SSP/SE afirma que delegacias estão orientadas a cumprir decisão do STF
Por meio de nota enviada para a Mangue Jornalismo, a Secretaria de Segurança Pública de Sergipe (SSP/SE) informou que “tem compromisso inabalável com a proteção de todas as vítimas de violência doméstica e familiar, em total conformidade com a recente decisão do STF. As forças de segurança já seguem protocolos específicos, especialmente por meio do Departamento de Atendimento a Grupos Vulneráveis (DAGV) e das Delegacias Especializadas, garantindo um atendimento humanizado e qualificado às vítimas. A decisão do STF reforça a importância contínua da capacitação das equipes e do aprimoramento dos protocolos para um acolhimento ainda mais eficiente”.

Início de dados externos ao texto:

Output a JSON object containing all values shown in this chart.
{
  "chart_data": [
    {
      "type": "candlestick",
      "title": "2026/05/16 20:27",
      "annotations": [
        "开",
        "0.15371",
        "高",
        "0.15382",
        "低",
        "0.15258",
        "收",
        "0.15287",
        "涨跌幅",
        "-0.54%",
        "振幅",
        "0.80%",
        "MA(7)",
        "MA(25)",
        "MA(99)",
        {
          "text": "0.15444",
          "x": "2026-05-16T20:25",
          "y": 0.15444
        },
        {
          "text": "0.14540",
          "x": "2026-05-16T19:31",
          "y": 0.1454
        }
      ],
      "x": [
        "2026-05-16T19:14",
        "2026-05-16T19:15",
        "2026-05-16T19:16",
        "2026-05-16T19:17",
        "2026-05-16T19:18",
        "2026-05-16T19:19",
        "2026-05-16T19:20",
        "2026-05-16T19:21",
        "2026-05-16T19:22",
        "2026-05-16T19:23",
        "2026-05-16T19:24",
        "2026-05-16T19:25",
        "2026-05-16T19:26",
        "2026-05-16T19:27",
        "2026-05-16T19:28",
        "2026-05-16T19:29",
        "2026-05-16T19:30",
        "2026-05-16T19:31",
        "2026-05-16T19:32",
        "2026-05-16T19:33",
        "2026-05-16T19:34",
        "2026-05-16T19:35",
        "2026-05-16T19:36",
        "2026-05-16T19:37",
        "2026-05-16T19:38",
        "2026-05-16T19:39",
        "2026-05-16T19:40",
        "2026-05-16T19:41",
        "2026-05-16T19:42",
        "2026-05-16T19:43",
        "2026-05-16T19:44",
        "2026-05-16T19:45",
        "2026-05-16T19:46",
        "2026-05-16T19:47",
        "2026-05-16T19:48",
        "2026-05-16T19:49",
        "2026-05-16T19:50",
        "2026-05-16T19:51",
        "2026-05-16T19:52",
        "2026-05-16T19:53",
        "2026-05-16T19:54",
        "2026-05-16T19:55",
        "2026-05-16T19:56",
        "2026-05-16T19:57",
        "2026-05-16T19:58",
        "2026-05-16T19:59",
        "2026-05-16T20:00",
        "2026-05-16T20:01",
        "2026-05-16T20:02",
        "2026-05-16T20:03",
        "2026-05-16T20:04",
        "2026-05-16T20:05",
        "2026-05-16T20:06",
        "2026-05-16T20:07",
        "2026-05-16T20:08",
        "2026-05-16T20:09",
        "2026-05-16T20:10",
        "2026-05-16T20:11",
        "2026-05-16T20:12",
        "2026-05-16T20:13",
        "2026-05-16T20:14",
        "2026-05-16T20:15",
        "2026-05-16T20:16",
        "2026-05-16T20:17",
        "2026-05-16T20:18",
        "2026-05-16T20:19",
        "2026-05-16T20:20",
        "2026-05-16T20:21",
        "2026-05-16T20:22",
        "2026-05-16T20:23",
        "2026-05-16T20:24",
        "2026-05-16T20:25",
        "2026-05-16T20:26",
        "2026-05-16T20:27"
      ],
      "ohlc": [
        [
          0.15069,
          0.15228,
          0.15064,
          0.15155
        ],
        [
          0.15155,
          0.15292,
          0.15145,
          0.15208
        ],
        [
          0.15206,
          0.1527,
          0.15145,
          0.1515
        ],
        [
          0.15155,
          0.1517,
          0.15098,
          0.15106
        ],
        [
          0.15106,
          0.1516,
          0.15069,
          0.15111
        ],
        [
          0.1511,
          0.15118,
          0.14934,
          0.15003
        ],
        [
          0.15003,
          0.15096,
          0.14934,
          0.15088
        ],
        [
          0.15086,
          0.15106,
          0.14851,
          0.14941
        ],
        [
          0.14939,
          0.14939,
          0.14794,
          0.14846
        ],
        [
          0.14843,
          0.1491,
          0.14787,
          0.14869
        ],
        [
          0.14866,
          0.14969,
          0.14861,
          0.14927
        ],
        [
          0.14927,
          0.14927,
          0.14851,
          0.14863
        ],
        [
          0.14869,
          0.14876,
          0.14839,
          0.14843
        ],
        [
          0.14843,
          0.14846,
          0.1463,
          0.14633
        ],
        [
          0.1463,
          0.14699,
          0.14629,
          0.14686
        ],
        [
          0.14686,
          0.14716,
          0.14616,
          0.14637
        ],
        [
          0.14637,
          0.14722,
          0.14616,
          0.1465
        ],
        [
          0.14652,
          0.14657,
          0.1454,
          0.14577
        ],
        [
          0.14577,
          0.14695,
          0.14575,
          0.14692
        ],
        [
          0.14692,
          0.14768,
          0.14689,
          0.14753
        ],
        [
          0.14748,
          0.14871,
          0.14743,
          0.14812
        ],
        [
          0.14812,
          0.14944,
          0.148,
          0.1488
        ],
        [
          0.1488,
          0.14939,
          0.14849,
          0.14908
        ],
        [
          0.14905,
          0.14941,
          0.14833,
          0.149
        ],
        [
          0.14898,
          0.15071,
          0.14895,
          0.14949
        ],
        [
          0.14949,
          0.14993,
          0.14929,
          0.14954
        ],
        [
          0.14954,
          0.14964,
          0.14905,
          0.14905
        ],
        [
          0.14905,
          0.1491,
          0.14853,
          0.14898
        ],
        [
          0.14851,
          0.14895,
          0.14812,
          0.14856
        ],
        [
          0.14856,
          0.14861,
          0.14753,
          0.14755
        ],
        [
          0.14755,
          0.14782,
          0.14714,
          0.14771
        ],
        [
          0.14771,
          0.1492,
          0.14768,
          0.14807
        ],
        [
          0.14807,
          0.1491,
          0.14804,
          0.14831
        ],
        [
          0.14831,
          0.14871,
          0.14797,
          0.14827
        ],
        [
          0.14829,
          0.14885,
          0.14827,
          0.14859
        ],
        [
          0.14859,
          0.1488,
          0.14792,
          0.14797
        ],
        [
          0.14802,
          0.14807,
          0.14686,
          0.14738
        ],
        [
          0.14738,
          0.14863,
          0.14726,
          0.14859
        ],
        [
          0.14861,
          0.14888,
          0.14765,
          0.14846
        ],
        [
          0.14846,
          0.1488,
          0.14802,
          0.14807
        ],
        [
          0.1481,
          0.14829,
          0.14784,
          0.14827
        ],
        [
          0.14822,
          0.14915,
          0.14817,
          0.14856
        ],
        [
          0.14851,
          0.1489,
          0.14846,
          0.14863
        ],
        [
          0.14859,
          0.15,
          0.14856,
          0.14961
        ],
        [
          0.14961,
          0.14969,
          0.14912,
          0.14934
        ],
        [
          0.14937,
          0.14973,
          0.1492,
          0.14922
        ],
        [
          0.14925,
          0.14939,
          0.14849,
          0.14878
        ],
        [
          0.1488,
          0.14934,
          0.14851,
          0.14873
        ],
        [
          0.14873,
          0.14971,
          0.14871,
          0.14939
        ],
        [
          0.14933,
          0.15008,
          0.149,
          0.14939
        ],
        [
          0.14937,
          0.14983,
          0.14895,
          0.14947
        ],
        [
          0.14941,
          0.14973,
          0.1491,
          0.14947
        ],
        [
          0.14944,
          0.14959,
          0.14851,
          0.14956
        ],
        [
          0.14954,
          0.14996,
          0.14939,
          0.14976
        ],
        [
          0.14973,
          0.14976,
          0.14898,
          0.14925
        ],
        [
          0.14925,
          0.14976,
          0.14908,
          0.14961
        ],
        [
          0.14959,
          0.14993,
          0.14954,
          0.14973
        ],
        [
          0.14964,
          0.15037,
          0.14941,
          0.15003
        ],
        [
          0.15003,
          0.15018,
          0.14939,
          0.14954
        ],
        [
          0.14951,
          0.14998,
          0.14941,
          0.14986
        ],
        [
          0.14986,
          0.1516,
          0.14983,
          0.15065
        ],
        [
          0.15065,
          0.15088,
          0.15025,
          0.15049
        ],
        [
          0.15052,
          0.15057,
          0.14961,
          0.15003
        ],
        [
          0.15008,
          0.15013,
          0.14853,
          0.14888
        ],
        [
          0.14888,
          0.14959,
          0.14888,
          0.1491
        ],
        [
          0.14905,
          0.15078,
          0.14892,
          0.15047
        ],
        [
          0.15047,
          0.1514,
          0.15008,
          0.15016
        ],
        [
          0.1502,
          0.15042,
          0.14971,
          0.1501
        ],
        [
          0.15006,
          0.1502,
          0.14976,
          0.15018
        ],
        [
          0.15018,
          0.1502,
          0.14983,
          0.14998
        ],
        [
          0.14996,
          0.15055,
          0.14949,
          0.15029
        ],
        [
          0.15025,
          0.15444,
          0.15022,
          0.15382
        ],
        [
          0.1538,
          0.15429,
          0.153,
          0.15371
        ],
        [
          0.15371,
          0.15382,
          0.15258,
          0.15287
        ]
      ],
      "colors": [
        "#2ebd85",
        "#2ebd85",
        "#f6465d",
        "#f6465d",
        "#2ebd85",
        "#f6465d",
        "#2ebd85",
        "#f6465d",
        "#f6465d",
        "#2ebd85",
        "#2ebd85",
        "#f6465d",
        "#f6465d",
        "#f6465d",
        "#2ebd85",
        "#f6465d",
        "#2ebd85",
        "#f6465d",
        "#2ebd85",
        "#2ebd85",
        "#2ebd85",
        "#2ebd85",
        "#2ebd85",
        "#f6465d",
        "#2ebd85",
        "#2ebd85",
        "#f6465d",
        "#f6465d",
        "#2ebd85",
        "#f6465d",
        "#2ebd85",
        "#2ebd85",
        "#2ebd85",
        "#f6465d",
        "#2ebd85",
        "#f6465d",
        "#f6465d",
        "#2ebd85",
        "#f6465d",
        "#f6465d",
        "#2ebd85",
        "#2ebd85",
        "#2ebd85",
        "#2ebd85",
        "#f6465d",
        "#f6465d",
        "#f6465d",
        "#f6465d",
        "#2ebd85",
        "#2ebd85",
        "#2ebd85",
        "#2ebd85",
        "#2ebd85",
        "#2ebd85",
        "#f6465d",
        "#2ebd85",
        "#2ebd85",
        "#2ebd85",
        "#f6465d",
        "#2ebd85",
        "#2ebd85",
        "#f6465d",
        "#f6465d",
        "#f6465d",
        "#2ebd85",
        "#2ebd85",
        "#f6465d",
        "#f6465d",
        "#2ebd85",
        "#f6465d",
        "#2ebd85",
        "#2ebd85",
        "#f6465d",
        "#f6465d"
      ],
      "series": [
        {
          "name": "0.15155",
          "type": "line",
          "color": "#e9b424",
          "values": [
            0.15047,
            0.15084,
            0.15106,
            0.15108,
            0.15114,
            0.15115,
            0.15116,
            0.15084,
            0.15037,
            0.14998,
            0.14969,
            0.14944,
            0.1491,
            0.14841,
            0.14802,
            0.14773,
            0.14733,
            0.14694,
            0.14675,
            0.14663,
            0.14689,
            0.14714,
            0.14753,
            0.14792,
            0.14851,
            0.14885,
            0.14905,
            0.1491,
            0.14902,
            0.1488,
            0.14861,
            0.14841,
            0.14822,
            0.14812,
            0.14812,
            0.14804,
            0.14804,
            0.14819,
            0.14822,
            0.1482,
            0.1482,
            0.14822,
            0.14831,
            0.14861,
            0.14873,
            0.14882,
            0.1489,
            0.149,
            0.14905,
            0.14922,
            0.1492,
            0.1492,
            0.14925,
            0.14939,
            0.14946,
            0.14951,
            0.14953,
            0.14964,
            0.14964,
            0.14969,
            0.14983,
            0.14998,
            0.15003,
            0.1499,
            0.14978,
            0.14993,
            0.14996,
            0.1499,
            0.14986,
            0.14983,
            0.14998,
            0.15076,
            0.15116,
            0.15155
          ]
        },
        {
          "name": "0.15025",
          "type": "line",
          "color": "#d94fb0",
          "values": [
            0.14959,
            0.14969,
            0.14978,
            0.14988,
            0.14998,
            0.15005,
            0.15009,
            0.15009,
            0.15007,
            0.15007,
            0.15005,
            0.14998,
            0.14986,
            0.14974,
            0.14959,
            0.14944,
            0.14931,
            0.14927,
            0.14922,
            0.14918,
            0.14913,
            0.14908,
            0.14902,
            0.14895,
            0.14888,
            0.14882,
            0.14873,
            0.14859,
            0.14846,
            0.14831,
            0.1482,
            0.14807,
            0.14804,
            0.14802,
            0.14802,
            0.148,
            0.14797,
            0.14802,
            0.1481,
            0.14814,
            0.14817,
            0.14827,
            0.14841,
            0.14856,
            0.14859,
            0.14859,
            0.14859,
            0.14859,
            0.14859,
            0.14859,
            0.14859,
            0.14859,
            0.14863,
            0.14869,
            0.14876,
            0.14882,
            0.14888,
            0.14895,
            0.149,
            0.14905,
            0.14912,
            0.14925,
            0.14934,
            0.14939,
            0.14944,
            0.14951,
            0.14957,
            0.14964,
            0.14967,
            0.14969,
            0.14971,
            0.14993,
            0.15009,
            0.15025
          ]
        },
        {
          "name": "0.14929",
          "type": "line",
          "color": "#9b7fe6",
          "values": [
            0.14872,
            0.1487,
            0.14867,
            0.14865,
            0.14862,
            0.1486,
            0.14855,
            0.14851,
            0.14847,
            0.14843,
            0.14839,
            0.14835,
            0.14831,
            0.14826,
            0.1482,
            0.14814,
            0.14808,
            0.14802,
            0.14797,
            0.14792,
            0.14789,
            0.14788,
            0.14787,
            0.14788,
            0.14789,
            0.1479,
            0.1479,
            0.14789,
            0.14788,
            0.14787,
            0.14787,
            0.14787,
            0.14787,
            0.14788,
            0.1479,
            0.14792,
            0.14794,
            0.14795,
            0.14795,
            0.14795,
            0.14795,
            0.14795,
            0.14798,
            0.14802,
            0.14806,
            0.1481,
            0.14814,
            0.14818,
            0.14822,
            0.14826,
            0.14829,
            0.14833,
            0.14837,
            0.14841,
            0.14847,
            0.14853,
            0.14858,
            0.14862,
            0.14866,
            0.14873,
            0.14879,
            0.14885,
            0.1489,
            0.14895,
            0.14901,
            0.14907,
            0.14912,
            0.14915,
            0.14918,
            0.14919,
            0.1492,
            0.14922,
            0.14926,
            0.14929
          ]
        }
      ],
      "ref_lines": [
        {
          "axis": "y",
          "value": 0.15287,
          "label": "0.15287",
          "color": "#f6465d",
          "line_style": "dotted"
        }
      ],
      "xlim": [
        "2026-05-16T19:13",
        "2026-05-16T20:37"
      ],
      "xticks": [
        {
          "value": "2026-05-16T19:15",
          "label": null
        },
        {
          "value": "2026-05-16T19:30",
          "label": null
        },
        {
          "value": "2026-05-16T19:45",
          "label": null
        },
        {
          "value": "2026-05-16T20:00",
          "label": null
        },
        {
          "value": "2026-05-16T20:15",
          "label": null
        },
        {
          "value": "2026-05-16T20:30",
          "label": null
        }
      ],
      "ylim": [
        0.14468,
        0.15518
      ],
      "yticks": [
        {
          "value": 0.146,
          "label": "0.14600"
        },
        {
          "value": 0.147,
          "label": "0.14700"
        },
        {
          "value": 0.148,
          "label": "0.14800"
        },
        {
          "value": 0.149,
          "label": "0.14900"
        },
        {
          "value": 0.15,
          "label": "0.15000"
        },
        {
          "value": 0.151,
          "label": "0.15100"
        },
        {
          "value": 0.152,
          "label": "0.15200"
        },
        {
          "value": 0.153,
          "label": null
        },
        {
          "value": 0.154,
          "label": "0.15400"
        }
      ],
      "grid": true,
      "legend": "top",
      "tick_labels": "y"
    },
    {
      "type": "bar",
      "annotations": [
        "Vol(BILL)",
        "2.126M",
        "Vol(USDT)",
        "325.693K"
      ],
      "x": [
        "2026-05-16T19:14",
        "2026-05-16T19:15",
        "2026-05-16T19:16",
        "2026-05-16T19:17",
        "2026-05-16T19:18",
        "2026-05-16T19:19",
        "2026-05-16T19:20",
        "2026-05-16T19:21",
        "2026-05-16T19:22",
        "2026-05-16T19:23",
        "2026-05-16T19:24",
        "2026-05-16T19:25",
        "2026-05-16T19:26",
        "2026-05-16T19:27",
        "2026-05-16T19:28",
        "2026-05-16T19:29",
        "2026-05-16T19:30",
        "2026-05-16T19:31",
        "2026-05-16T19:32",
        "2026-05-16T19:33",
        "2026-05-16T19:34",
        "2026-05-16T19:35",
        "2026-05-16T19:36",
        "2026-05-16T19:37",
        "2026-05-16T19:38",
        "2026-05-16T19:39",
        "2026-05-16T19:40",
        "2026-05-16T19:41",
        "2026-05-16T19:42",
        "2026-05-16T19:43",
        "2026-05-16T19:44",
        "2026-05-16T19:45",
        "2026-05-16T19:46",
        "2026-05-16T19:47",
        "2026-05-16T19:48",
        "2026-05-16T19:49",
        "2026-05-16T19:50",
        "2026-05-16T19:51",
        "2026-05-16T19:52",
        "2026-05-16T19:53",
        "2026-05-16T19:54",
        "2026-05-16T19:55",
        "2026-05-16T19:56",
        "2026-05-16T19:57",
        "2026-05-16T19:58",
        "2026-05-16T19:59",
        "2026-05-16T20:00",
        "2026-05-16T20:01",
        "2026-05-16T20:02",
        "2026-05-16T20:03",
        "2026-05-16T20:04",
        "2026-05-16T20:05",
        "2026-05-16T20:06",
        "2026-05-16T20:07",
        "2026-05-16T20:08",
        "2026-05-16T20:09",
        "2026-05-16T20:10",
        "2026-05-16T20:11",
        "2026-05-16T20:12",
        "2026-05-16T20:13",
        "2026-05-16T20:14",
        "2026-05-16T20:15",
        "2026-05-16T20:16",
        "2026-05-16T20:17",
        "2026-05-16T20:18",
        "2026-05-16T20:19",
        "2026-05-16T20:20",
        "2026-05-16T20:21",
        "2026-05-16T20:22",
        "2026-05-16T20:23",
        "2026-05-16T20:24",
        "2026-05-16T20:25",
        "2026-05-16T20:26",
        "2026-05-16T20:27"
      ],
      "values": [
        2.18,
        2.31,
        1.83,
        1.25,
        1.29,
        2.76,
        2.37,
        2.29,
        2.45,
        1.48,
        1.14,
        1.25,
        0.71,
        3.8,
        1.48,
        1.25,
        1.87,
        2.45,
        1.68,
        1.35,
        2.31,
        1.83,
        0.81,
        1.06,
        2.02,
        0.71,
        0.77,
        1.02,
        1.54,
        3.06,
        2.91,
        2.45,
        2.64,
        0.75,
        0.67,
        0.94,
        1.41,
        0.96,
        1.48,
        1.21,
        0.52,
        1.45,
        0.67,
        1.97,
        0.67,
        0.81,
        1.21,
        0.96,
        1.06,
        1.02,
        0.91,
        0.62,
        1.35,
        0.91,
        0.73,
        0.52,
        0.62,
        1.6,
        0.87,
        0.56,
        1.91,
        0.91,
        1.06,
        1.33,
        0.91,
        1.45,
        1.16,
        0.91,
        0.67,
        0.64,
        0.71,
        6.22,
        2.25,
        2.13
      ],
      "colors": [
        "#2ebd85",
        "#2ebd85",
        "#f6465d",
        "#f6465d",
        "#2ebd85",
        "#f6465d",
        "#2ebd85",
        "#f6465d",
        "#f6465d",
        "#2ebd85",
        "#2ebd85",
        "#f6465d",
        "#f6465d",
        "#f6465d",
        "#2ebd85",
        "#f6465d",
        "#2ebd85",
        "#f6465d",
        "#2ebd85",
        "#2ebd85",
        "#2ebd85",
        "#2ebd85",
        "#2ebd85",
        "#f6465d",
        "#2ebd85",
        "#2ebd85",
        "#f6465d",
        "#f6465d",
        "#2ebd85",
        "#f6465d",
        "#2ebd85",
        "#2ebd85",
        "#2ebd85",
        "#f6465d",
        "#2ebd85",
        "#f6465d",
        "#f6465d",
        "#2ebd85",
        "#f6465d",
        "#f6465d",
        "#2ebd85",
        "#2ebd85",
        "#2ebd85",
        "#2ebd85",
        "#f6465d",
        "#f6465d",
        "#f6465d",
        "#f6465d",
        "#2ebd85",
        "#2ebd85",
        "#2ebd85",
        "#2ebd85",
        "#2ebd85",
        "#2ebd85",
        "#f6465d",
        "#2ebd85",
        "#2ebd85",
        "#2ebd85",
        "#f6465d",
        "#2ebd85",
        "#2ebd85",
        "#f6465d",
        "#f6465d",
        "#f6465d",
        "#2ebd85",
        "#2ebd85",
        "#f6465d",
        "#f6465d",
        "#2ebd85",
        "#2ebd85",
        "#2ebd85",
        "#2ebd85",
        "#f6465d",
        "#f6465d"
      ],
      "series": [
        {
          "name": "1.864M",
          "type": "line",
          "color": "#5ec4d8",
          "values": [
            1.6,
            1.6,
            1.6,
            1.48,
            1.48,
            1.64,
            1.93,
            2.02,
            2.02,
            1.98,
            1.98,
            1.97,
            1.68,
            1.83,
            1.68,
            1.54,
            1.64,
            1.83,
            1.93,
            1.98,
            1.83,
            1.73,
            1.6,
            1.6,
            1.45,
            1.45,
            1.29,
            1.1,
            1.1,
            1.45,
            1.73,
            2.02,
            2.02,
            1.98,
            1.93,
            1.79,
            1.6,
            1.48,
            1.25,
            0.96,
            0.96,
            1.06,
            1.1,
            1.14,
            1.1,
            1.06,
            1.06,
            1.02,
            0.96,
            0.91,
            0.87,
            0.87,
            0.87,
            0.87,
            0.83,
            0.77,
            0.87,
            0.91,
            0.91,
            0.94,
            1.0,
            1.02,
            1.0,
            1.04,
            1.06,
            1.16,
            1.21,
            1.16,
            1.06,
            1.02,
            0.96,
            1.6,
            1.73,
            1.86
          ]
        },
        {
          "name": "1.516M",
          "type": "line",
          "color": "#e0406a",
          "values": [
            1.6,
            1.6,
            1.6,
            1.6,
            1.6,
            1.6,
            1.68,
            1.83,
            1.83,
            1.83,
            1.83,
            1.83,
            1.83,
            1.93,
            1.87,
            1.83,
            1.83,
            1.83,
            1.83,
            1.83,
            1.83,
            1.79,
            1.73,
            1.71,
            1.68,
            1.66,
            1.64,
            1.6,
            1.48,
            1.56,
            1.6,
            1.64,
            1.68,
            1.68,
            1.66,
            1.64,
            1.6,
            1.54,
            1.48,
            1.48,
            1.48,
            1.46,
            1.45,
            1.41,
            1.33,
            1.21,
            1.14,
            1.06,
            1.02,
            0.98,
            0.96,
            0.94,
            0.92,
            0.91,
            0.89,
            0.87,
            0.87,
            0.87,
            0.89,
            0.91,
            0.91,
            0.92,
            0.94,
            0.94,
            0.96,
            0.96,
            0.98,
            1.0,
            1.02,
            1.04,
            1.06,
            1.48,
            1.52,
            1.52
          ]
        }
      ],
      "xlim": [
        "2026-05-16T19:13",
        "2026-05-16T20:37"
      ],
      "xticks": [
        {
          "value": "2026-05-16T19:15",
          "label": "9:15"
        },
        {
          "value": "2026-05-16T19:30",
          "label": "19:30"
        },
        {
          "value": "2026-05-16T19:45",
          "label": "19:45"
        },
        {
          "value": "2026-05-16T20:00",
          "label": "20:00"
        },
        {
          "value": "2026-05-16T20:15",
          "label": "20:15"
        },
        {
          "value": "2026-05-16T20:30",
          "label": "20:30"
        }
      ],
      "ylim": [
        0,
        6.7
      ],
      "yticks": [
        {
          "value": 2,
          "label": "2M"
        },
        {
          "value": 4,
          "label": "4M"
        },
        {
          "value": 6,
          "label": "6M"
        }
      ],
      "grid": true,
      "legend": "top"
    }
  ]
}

Segundo a SSP/SE, “as delegacias estão orientadas a registrar e apurar com rigor as ocorrências envolvendo casais homoafetivos formado por homens, mulheres travestis e transexuais, assegurando a proteção prevista na Lei Maria da Penha. Entendendo a necessidade de treinamento contínuo e de protocolos específicos para acolher esse público em diversas situações de violência, a SSP investe na qualificação de suas equipes para garantir um atendimento cada vez mais inclusivo e eficaz”.
Ainda segundo a secretaria, “a Polícia Militar também deve ser acionada em casos de urgência e emergência, garantindo resposta rápida e proteção imediata às vítimas. Além disso, os serviços da perícia oficial estão à disposição para a devida comprovação da violência praticada, reforçando a base probatória necessária para as providências legais cabíveis. A SSP segue empenhada em assegurar que todas as vítimas de violência doméstica e familiar tenham acesso às medidas protetivas e demais instrumentos legais necessários para sua segurança e dignidade”, conclui a nota.